Kotowski hat sich in einem Aufsatz zum 50-jährigen Jubiläum der Freien Universität uneingeschränkt zum politischen Charakter der Gründung von 1948 bekannt: "Die Freie Universität wurde eine politische Universität, weil die Umstände sie dazu zwangen". Viele hatten eigentlich von Kotowski die maßgebliche Geschichte über die FU erwartet. Seine Sicht blitzte in Aufsätzen und einem großen Anfangskapitel auf, kulminierte aber nie zu dem umfassenden Werk eines Zeitzeugen. Er hat lieber andere Werke zur Zeitgeschichte geschrieben. Die Gründe liegen wohl in seiner tiefen emotionalen Verbundenheit zu der Universität, die er miterkämpft hatte.

Was die Studenten als die eigentlichen Initiatoren der Gründung 1948/49 als "Berliner Modell" durchgesetzt hatten, bewährte sich in den Jahren der äußeren Bedrohung durch die Kommunisten und der mangelnden Solidarität von westdeutschen Universitäten. Aber der Gründergeist ließ sich nicht konservieren. Das "Berliner Modell" - die Mitbestimmung von Studentenvertetern im Akademischen Senat und im Kuratorium als dem Bindeglied zur Stadt und zur Politik - wurde in der Studentenrevolte von 1968 mit Forderungen nach Drittelparität ad acta gelegt. Georg Kotowski kommentierte die Entwicklung so: "Dieses so genannte Berliner Modell ließ sich auf Dauer in seiner ursprünglichen Form nicht halten. Selbstverständlich kam es auch damals zu harten Auseinandersetzungen. Aber sie überschritten nie ein Maß, dass die Intervention einer staatlichen Dienststelle notwendig oder gar das ganze Unternehmen in Frage gestellt wurde."

Trotz aller Not der Nachkriegsjahreszeit sprach Kotowski von einer glücklichen Zeit an der neuen, freien Universität. "Diese Universität aber ist endgültig untergegangen", konstatierte er resignierend schon in den siebziger Jahren. Zur politischen Universitätsgründung hatte sich Kotowski bekannt, gegen eine Politisierung der Wissenschaft, unter welchen Vorzeichen auch immer, hat er immer gekämpft.

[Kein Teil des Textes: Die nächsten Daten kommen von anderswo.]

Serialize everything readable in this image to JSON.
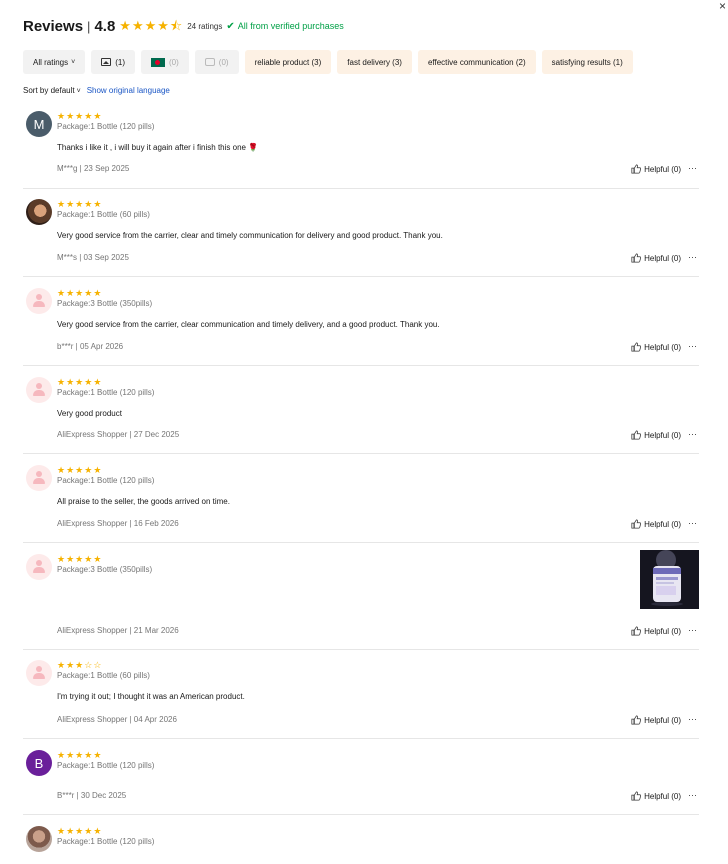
{
  "close_label": "×",
  "header": {
    "title": "Reviews",
    "separator": "|",
    "score": "4.8",
    "ratings_count": "24 ratings",
    "verified_text": "All from verified purchases",
    "star_color": "#f6b200",
    "verified_color": "#00a046"
  },
  "filters": {
    "all_ratings": "All ratings",
    "images_count": "(1)",
    "country_count": "(0)",
    "comments_count": "(0)",
    "tags": [
      "reliable product (3)",
      "fast delivery (3)",
      "effective communication (2)",
      "satisfying results (1)"
    ]
  },
  "sort": {
    "label": "Sort by default",
    "show_original": "Show original language",
    "link_color": "#1a56c5"
  },
  "reviews": [
    {
      "avatar_letter": "M",
      "rating": 5,
      "package": "Package:1 Bottle (120 pills)",
      "text": "Thanks i like it , i will buy it again after i finish this one 🌹",
      "meta": "M***g | 23 Sep 2025",
      "helpful": "Helpful (0)",
      "more": "···"
    },
    {
      "avatar_letter": "",
      "rating": 5,
      "package": "Package:1 Bottle (60 pills)",
      "text": "Very good service from the carrier, clear and timely communication for delivery and good product. Thank you.",
      "meta": "M***s | 03 Sep 2025",
      "helpful": "Helpful (0)",
      "more": "···"
    },
    {
      "avatar_letter": "",
      "rating": 5,
      "package": "Package:3 Bottle (350pills)",
      "text": "Very good service from the carrier, clear communication and timely delivery, and a good product. Thank you.",
      "meta": "b***r | 05 Apr 2026",
      "helpful": "Helpful (0)",
      "more": "···"
    },
    {
      "avatar_letter": "",
      "rating": 5,
      "package": "Package:1 Bottle (120 pills)",
      "text": "Very good product",
      "meta": "AliExpress Shopper | 27 Dec 2025",
      "helpful": "Helpful (0)",
      "more": "···"
    },
    {
      "avatar_letter": "",
      "rating": 5,
      "package": "Package:1 Bottle (120 pills)",
      "text": "All praise to the seller, the goods arrived on time.",
      "meta": "AliExpress Shopper | 16 Feb 2026",
      "helpful": "Helpful (0)",
      "more": "···"
    },
    {
      "avatar_letter": "",
      "rating": 5,
      "package": "Package:3 Bottle (350pills)",
      "text": "",
      "meta": "AliExpress Shopper | 21 Mar 2026",
      "helpful": "Helpful (0)",
      "more": "···"
    },
    {
      "avatar_letter": "",
      "rating": 3,
      "package": "Package:1 Bottle (60 pills)",
      "text": "I'm trying it out; I thought it was an American product.",
      "meta": "AliExpress Shopper | 04 Apr 2026",
      "helpful": "Helpful (0)",
      "more": "···"
    },
    {
      "avatar_letter": "B",
      "rating": 5,
      "package": "Package:1 Bottle (120 pills)",
      "text": "",
      "meta": "B***r | 30 Dec 2025",
      "helpful": "Helpful (0)",
      "more": "···"
    },
    {
      "avatar_letter": "",
      "rating": 5,
      "package": "Package:1 Bottle (120 pills)",
      "text": "",
      "meta": "",
      "helpful": "",
      "more": ""
    }
  ]
}
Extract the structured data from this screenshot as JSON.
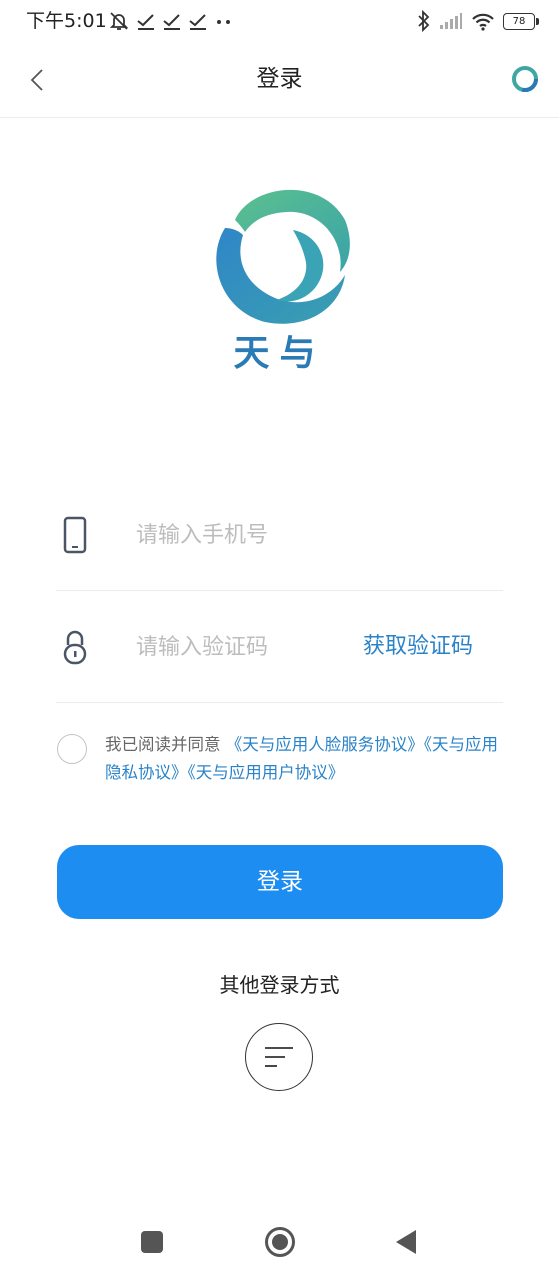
{
  "status": {
    "time": "下午5:01",
    "battery": "78"
  },
  "nav": {
    "title": "登录"
  },
  "app": {
    "name": "天与"
  },
  "form": {
    "phone_placeholder": "请输入手机号",
    "code_placeholder": "请输入验证码",
    "get_code_label": "获取验证码"
  },
  "agreement": {
    "prefix": "我已阅读并同意",
    "links": [
      "《天与应用人脸服务协议》",
      "《天与应用隐私协议》",
      "《天与应用用户协议》"
    ]
  },
  "login_button": "登录",
  "other_login": {
    "label": "其他登录方式"
  },
  "colors": {
    "accent": "#1e8df2",
    "link": "#2a83c9",
    "brand_teal": "#4fb89a",
    "brand_blue": "#2a7ab5"
  }
}
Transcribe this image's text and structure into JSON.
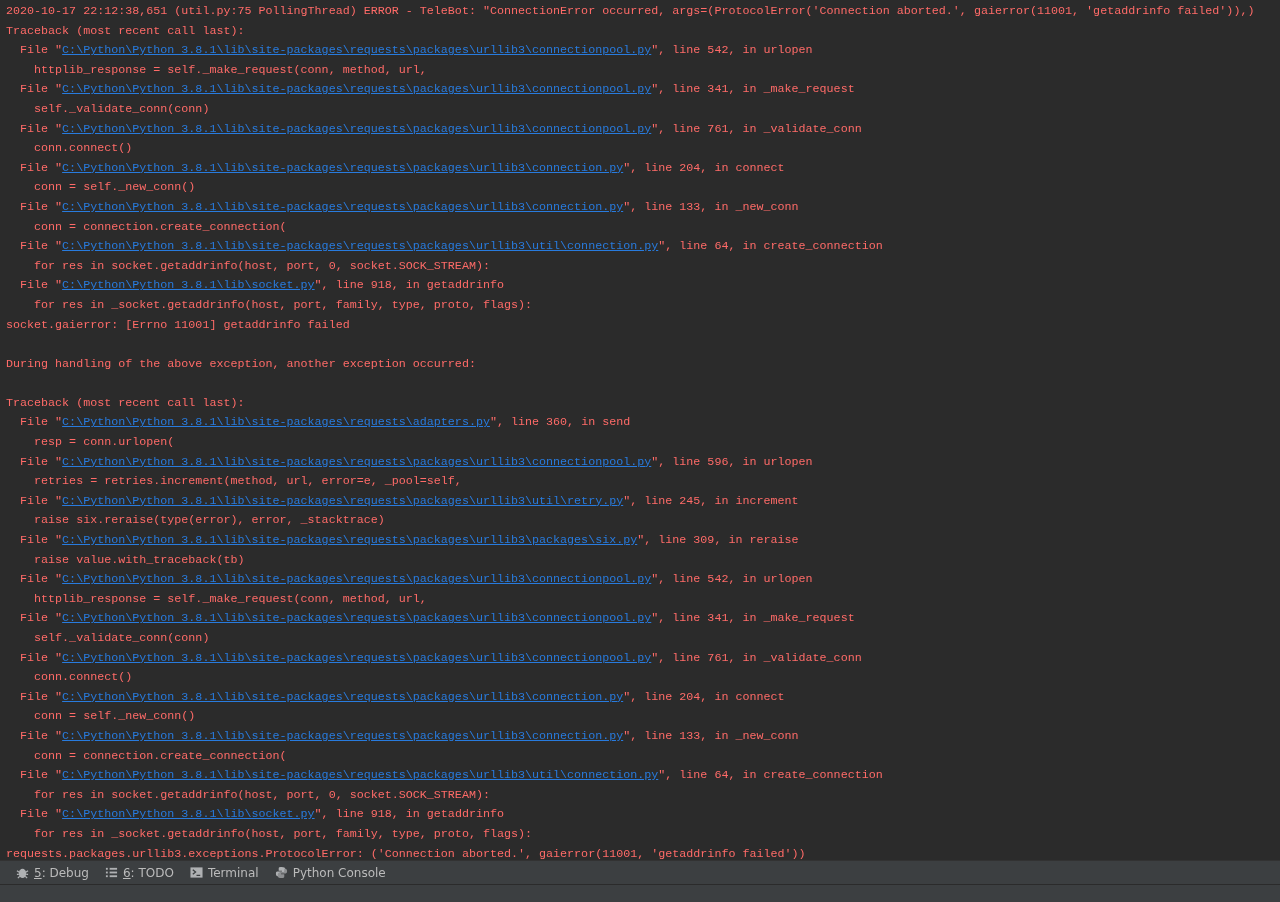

Kotowski hat ein Doppelleben als Wissenschaftler und Politiker geführt. Bei ihm Seminare und Vorlesungen über Hegel und Marx zu hören, war ein Erlebnis. Jahrelang wirkte er im Vorstand der Historischen Kommission zu Berlin. Als Politiker hat er die CDU-Fraktion in den vielen Kontroversen um die Hochschul- und Wissenschaftspolitik im Abgeordnetenhaus vertreten und mit seiner Sachkenntnis manchen Opportunismus der Sozialdemokraten nach der Studentenrevolte bloßgelegt. Zeitweilig war er auch Bundestagsabgeordneter.